Sunday, November 18, 2012

Pulling Weeds Out of My Life Has Disturbed My Soul's Soil...Temporarily

First of all, I want to apologize to my readers. My recent posts have taken on a negative air, and I'm sorry for that. Maybe this post will explain part of the reasons for what has been happening to put a cloud over me recently.

With that said, I'm already thinking about my New Year's resolutions. In 2013, I want to do more right than wrong, I want to be more positive, and I want to correct a few mistakes I made this year, which means I need to start thinking now about what I want to accomplish in 2013. And it also means I need to start preparing in other ways.

One way I've started preparing is that I've ended my writing partnership with someone who I felt I could no longer work with. She didn't react well, but it needed to happen. But the ending of this partnership had put a heavy burden on me for months as I struggled with making the decision. This burden put an enormous amount of stress on my mind, body, and heart, and I began lashing out in negative ways as I dealt with that stress.

I originally planned a long-winded expose on this subject, but I've changed my mind, simply because at this point, what's done is done. The partnership is over, but my decision was sound, with well-founded reasons, and I know it's just a matter of time before the stress finally ebbs and I can get back to normal.

However, the point to be made is that with the end of the year upon us, and a new year just around the corner when we can get a fresh start, it's time to start clearing the weeds out of our gardens. Weeds are toxic people who are holding us back. They are choking the life and health out of us. And there's no reason to keep them around if they are no longer a constructive, positive force, especially if they never were to begin with.

I recently told a very dear friend of mine over lunch that from time-to-time, we need to pull weeds out of our lives to keep ourselves healthy. Sometimes those weeds are small, and at others, they're deeply entrenched, having spread through the soil like crabgrass or ivy, choking off everything else. As with a garden, when we pull those weeds, the soil will be disturbed for a while, and the bigger and more established the weed, the more disturbed the soil will be. But eventually, the soil settles again, freeing the good plants to grow healthier and stronger once more.

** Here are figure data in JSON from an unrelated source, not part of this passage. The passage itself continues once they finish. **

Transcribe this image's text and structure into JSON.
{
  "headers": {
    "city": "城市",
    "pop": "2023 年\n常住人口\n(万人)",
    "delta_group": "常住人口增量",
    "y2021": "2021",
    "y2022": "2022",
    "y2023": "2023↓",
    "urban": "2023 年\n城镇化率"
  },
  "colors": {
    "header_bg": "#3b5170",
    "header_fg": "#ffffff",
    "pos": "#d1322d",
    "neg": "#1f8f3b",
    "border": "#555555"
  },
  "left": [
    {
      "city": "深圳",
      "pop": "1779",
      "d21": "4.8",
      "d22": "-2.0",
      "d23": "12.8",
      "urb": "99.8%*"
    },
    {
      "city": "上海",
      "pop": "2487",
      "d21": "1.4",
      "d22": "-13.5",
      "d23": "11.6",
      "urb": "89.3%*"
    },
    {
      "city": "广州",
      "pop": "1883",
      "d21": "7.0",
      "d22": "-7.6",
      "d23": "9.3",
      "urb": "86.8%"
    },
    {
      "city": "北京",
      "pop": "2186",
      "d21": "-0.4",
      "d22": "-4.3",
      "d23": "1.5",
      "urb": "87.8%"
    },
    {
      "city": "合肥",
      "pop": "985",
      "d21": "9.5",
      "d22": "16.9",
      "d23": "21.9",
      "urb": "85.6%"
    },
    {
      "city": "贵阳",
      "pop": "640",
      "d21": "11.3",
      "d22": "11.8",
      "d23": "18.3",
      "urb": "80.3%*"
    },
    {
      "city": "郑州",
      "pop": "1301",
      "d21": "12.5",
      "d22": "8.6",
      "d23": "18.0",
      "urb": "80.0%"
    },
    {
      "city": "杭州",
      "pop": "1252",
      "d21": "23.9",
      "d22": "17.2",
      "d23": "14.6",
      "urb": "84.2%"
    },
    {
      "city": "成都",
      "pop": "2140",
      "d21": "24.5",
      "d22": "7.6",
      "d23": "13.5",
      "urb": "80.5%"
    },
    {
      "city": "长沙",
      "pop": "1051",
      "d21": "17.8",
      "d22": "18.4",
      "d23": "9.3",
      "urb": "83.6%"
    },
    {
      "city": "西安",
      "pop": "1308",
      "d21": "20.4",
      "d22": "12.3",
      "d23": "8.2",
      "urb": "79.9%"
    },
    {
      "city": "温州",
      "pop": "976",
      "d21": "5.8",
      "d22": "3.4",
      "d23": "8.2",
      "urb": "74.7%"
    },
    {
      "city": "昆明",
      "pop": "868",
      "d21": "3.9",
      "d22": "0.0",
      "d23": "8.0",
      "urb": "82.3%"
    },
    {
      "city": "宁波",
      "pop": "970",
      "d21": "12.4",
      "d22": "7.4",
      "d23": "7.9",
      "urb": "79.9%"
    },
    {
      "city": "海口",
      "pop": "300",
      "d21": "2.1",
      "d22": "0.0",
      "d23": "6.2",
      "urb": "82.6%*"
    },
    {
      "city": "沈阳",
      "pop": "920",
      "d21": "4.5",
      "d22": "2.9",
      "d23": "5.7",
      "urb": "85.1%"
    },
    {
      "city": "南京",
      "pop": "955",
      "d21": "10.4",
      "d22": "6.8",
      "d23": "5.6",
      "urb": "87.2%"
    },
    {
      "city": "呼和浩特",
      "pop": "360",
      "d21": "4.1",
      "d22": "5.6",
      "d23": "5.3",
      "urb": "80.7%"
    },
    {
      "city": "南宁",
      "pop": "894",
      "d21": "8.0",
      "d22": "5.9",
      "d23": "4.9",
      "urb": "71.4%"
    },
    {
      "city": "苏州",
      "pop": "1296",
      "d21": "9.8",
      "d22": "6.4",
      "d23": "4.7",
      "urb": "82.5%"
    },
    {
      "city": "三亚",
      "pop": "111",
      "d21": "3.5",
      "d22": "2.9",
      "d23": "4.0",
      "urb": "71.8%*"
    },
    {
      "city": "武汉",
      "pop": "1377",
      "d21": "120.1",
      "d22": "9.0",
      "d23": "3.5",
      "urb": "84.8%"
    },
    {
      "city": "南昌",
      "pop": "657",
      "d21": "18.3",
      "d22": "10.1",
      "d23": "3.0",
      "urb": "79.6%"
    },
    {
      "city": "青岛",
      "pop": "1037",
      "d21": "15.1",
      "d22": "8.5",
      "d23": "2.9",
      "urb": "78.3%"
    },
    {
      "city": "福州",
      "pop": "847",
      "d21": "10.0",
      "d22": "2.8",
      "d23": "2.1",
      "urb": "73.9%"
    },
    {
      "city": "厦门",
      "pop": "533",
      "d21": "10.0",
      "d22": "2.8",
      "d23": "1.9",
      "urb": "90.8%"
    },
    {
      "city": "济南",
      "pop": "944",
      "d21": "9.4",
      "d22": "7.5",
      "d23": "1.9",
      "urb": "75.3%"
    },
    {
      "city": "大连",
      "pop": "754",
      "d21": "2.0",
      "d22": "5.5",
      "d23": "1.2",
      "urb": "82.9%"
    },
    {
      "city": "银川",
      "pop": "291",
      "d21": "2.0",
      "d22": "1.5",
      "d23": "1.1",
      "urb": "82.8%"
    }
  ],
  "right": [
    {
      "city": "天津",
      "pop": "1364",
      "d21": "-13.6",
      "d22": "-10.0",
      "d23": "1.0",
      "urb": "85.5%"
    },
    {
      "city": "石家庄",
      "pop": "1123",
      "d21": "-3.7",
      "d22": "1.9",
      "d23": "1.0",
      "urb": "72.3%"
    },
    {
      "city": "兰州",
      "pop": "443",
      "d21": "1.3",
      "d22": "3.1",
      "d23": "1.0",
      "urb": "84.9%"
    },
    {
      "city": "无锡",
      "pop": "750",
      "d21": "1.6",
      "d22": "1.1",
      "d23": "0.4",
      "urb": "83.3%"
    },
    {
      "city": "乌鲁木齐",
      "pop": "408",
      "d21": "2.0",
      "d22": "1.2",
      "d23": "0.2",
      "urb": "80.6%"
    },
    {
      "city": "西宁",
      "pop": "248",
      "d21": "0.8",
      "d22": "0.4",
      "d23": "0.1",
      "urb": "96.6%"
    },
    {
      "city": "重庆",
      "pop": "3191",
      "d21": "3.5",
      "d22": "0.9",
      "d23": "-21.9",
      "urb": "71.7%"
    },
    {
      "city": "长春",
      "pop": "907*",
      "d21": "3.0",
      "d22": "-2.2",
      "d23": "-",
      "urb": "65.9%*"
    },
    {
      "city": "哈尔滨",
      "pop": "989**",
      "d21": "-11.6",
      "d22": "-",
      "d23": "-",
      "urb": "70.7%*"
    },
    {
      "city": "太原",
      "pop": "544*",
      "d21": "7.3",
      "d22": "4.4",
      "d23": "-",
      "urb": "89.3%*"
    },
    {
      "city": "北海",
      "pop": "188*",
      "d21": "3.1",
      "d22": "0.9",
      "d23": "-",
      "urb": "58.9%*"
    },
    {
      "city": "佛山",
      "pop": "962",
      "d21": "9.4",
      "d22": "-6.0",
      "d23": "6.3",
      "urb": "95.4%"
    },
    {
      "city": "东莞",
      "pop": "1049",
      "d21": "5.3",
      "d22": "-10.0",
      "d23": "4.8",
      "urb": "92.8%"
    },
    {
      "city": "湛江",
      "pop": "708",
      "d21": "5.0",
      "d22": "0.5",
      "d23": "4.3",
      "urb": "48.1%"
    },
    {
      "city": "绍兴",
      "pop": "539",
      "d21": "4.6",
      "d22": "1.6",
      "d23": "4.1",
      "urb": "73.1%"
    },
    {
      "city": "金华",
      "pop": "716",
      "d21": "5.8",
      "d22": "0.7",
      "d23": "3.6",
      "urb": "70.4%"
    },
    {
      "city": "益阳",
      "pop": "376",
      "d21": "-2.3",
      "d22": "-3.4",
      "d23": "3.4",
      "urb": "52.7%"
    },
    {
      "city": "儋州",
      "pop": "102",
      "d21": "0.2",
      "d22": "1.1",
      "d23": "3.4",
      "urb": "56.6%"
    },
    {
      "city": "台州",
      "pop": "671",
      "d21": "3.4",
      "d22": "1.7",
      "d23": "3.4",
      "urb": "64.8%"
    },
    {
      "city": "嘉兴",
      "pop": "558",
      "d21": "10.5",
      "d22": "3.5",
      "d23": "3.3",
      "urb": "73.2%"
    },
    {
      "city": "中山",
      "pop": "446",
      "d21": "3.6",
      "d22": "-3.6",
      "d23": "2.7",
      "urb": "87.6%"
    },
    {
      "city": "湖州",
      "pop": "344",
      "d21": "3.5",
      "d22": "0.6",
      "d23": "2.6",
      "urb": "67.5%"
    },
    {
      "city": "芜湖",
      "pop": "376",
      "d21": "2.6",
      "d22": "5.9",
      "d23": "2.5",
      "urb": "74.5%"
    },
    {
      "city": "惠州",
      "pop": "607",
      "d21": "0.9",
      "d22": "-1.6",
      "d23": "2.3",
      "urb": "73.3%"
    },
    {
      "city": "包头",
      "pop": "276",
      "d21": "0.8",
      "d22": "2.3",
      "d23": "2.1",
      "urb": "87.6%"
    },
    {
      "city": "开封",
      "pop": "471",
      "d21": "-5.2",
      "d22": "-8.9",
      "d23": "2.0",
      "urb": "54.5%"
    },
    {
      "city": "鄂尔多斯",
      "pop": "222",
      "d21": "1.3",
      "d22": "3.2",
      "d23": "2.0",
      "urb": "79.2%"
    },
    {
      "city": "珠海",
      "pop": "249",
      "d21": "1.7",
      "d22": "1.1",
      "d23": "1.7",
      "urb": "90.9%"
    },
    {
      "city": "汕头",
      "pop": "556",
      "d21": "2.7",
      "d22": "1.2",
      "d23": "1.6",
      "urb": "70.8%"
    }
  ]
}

Right now, my soil is definitely disturbed, because my ex-partner had become deeply entrenched in my life, and I am living with a load of regret I didn't end the partnership sooner. But the weeds needed to go if I was ever to become healthy again, and it's better that I ended the relationship later than not at all. Hopefully by New Year's Eve my soil will begin to settle again so that 2013 can see a lot of healthy growth.

Thank you for being here this year.
-D

P.S. I may not post much between now and the end of the year as I continue sorting things out over what happened with my ex-coauthor, and as I get ready for the new year. I hope all my readers bear with me through this, but I've realized that my posts have become more negative over the weeks since all this with my ex-partner came to a climax. My deepest apologies for that. That's not what I want to take into 2013, so I need to reboot my brain and clear out the rest of the weeds. Much love. XO.